The Junior Rugby team has qualified for the Leinster Schools Junior Cup on two occasions (2022 and 2023), reaching the semi-finals in 2022 before a narrow defeat to Cistercian College Roscrea. In both years, St. Fintan's won the Leinster Schools Fr. Godfrey Cup, becoming the first school to retain this trophy and the first school to play in three consecutive finals (2021 - 2023).

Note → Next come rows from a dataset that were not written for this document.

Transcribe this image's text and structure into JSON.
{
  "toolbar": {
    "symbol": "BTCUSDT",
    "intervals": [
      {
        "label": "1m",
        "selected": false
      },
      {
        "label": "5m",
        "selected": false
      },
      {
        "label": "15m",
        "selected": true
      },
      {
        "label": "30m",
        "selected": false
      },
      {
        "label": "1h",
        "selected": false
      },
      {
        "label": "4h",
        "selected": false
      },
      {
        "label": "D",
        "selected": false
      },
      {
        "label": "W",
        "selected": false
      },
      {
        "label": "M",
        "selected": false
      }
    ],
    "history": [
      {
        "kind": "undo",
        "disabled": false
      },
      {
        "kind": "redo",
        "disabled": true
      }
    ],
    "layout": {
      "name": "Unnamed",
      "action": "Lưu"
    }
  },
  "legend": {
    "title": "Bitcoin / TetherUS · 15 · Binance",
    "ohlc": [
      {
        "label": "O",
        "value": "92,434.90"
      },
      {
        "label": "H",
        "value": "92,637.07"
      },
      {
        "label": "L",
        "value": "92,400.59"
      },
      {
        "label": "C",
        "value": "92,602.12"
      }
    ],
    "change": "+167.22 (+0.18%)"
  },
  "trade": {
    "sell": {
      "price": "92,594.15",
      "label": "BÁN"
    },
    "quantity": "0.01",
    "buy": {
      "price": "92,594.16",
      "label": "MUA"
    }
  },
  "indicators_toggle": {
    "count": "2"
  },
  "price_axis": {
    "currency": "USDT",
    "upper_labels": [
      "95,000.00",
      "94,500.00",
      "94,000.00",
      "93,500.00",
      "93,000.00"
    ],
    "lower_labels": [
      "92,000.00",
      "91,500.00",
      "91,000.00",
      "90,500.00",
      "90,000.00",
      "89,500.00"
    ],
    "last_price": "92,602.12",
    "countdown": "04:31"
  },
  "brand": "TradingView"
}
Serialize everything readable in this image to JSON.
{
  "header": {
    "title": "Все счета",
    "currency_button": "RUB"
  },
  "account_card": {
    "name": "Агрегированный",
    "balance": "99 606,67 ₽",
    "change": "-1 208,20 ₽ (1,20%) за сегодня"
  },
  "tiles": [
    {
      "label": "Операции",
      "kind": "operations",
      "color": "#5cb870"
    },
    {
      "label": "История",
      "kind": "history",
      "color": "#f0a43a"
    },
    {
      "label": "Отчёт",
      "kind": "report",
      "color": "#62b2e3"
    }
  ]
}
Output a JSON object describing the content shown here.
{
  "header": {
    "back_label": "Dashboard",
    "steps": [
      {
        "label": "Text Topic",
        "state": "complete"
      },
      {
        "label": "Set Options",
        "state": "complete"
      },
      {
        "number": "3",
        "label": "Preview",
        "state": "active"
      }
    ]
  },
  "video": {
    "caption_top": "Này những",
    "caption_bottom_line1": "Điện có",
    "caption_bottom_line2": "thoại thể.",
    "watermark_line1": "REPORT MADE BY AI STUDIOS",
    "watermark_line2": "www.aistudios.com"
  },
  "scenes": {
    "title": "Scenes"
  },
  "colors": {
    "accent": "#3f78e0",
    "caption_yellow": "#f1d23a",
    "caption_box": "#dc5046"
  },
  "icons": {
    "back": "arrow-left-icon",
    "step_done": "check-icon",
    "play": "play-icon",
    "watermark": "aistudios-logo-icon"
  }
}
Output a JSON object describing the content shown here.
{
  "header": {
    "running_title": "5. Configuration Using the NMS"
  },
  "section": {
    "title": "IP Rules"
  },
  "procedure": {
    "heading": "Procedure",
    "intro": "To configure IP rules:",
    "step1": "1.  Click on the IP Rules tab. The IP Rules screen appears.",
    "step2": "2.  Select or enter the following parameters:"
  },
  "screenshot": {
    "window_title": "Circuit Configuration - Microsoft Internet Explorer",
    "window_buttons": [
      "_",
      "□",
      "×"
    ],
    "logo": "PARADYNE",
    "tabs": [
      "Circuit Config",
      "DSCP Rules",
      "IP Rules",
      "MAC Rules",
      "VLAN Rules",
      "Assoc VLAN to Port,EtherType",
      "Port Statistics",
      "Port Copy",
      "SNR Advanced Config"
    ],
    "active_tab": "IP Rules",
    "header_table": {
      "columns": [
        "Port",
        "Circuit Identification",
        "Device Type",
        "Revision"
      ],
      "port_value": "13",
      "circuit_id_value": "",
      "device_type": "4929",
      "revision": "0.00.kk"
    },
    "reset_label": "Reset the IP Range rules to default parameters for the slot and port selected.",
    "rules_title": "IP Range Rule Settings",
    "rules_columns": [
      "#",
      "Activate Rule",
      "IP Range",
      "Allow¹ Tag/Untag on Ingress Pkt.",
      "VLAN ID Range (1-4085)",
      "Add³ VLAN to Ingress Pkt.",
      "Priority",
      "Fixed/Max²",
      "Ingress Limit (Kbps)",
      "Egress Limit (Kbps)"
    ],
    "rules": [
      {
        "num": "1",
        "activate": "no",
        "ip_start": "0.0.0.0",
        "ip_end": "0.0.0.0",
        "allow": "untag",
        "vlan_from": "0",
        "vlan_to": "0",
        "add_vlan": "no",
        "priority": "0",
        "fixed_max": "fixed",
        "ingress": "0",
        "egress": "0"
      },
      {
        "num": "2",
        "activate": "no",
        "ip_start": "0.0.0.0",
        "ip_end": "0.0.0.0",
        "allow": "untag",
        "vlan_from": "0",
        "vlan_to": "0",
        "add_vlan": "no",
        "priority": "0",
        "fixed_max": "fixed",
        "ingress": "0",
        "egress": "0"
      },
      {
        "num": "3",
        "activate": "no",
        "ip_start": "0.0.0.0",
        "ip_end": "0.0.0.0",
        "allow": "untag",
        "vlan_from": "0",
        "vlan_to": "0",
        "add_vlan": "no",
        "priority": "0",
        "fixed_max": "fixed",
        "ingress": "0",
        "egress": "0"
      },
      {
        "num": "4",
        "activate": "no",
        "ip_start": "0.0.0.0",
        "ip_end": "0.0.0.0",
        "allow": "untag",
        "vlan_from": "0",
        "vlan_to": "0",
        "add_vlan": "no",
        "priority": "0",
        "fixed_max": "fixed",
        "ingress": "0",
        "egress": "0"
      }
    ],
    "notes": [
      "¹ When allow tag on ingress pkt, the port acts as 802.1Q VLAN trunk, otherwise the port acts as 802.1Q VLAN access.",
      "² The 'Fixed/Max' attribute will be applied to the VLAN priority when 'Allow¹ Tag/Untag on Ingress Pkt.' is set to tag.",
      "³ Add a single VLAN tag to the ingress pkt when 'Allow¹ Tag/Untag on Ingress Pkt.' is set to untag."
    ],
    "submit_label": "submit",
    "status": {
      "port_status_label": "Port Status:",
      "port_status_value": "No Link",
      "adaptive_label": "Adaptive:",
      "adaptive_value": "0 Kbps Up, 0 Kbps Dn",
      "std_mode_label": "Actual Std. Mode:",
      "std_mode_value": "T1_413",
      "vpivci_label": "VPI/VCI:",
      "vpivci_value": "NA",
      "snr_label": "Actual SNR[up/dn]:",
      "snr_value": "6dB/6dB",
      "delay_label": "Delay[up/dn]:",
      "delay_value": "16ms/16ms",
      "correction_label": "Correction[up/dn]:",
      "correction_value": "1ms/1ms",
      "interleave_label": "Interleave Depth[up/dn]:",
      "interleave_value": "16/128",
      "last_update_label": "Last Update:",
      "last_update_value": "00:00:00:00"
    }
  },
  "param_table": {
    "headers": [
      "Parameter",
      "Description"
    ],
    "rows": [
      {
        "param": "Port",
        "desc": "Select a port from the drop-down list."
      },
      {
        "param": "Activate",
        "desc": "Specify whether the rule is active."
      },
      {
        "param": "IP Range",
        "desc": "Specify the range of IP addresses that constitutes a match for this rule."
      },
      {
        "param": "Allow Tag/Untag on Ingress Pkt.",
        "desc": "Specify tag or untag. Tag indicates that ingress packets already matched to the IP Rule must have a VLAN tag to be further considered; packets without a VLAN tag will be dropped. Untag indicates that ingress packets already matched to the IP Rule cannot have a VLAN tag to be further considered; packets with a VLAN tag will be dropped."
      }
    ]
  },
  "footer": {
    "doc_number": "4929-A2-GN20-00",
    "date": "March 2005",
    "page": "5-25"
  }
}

The Senior Hurling team reached the Division "C" All Ireland final in 2016 and won the Dublin "A" final in 2022, 2024,2025 and 2026. Other sports in which the school competes at a high level include Gaelic football, tennis, basketball, sailing and ultimate frisbee. It is the leading school in Ireland at squash with students having won the schools boys national championship at all three age groups - U15, U17 and U19 - for three years in a row. The school won the national Sports School of the Year Award in 2014, sponsored by the Herald newspaper.

==Alumni==
===Notable Past pupils===

- Jack Aungier - Connacht Rugby player
- Roddy Doyle - Author of The Commitments
- Leo J. Enright - broadcaster
- Brian Fenton - Dublin GAA player
- Cathal Gurrin - lifelogger and researcher
- Will Hondermarck – professional footballer
- Brian Howard (Gaelic footballer) - Dublin GAA player
- Ronan Keating - singer and member of the band Boyzone
- Mícheál Mac Donncha - former Lord Mayor of Dublin
- Steve Wickham - musician

==Popular culture==
The school was the location of the first paid performance by the Irish rock band U2, known then as "Feedback", in April 1977.

In 2004, there was controversy when Brian McFadden - formerly of the group Westlife - released a song "Irish Son" which contained lyrics critical of corporal punishment at schools in Dublin during his childhood. The accompanying video had a scene of a taxi pulling up to "St. Fintan's School for Boys". McFadden never attended the school and after representations from the School to his recording company, Sony BMG, they re-edited the video to remove the reference.

St. Fintan's was also used as the school attended by the sisters in the 2024 Ariane Labed directed film "September Says".